Hi, I am 37 years of age and i own a business in Perth Western Australia. 
I currently have 1 staff member and times are tough as I am working 24/7 doing 3 multiple job roles by myself. I suffer from a neurological disease called cluster headache (Horner syndrome) aka Suicide Headache. For those who do not know what this disease is you can google it. No normal medications work and there is no cure the only relief is sometimes medical oxygen if i am near it or Sumatriptan injections which here cost $115 for 2 of them. I use 2 a day and have in the past years emptied myself on these costs. It sends me broke. There is no way around it,it is not something that goes away or you can contain or get help for. It's the most painful disease a human being can go through. I work hard every day to try keep my company running, I cannot have a normal job or work for anyone else because of this condition. When it strikes i have to leave which is why i have no choice but to run my own business. Medication i cannot purchase on the business. This has ruined my life, and it is very hard to live with sometimes i don't even want to continue. I have tried everything there is to try ease the pain and nothing works no doctor or hospital, or neurologist can give me anything else which i already have. There is simply no cure because no one knows what causes it. The pain is a 11/10. I work hard to pay my Morgage and provide for my wife and kids but i cannot afford this medication just to be normal to have a normal day like everyone else. 

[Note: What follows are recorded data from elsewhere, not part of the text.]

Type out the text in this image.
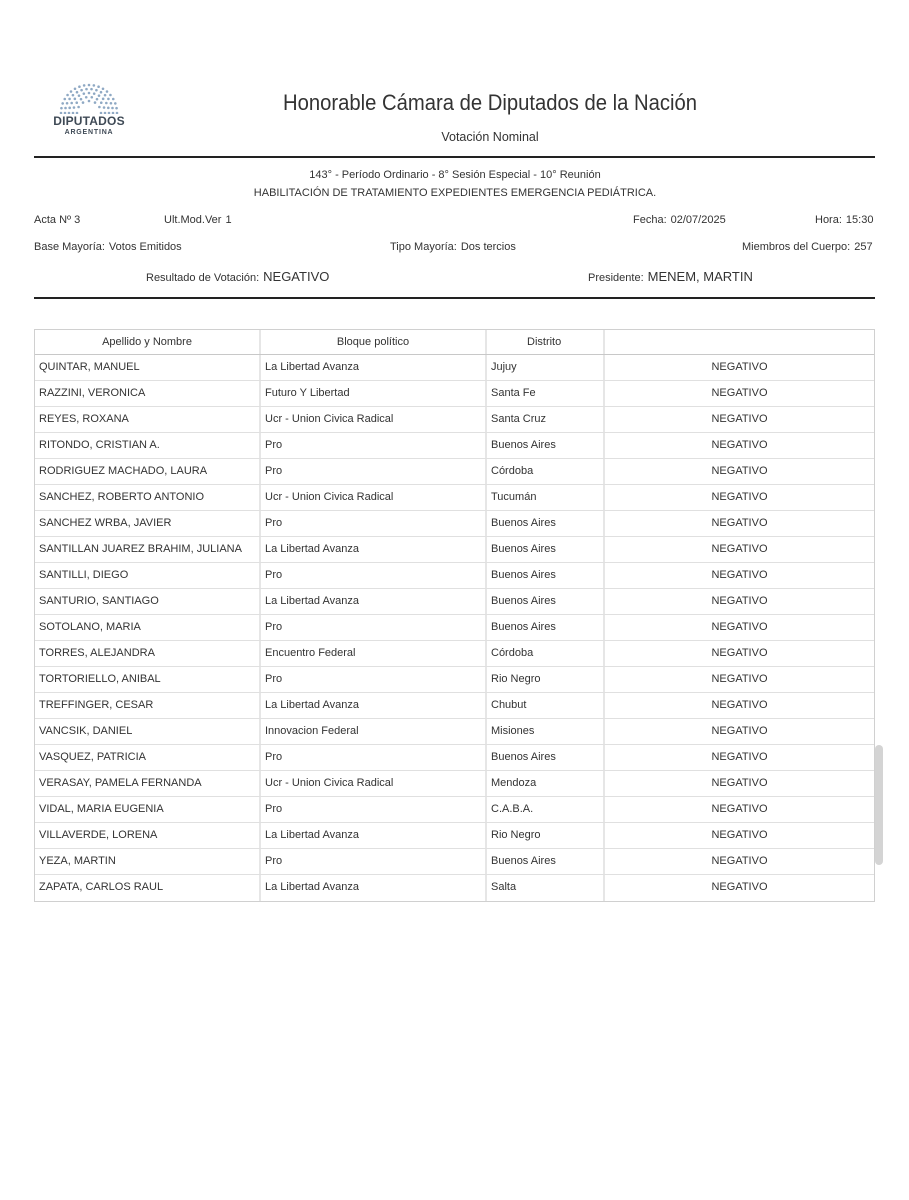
DIPUTADOS
ARGENTINA
Honorable Cámara de Diputados de la Nación
Votación Nominal
143° - Período Ordinario - 8° Sesión Especial - 10° Reunión
HABILITACIÓN DE TRATAMIENTO EXPEDIENTES EMERGENCIA PEDIÁTRICA.
Acta Nº 3	Ult.Mod.Ver 1	Fecha: 02/07/2025	Hora: 15:30
Base Mayoría: Votos Emitidos	Tipo Mayoría: Dos tercios	Miembros del Cuerpo: 257
Resultado de Votación: NEGATIVO	Presidente: MENEM, MARTIN
Apellido y Nombre	Bloque político	Distrito
QUINTAR, MANUEL	La Libertad Avanza	Jujuy	NEGATIVO
RAZZINI, VERONICA	Futuro Y Libertad	Santa Fe	NEGATIVO
REYES, ROXANA	Ucr - Union Civica Radical	Santa Cruz	NEGATIVO
RITONDO, CRISTIAN A.	Pro	Buenos Aires	NEGATIVO
RODRIGUEZ MACHADO, LAURA	Pro	Córdoba	NEGATIVO
SANCHEZ, ROBERTO ANTONIO	Ucr - Union Civica Radical	Tucumán	NEGATIVO
SANCHEZ WRBA, JAVIER	Pro	Buenos Aires	NEGATIVO
SANTILLAN JUAREZ BRAHIM, JULIANA	La Libertad Avanza	Buenos Aires	NEGATIVO
SANTILLI, DIEGO	Pro	Buenos Aires	NEGATIVO
SANTURIO, SANTIAGO	La Libertad Avanza	Buenos Aires	NEGATIVO
SOTOLANO, MARIA	Pro	Buenos Aires	NEGATIVO
TORRES, ALEJANDRA	Encuentro Federal	Córdoba	NEGATIVO
TORTORIELLO, ANIBAL	Pro	Rio Negro	NEGATIVO
TREFFINGER, CESAR	La Libertad Avanza	Chubut	NEGATIVO
VANCSIK, DANIEL	Innovacion Federal	Misiones	NEGATIVO
VASQUEZ, PATRICIA	Pro	Buenos Aires	NEGATIVO
VERASAY, PAMELA FERNANDA	Ucr - Union Civica Radical	Mendoza	NEGATIVO
VIDAL, MARIA EUGENIA	Pro	C.A.B.A.	NEGATIVO
VILLAVERDE, LORENA	La Libertad Avanza	Rio Negro	NEGATIVO
YEZA, MARTIN	Pro	Buenos Aires	NEGATIVO
ZAPATA, CARLOS RAUL	La Libertad Avanza	Salta	NEGATIVO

I am not asking for a big handout i am asking for some help so i can afford my medication to keep me going and standing. I have suffered from this disease for 20 years and have not been able to live any type or normal life. There is no such thing as a social life with this disease. You are isolated all the time waiting for the next attack. 

For me more of this medication will help me just get through the day and let me work a normal day. I would not wish this disease on anyone no matter what. 20 years of fighting this and paying for this, i have no choice but to keep going for my family's sake. Me explaining it is one thing but researching this disease on google will give you a fair idea of what it is. Although it is called a headache, It is not a headache. It is the worst thing anyone can go through.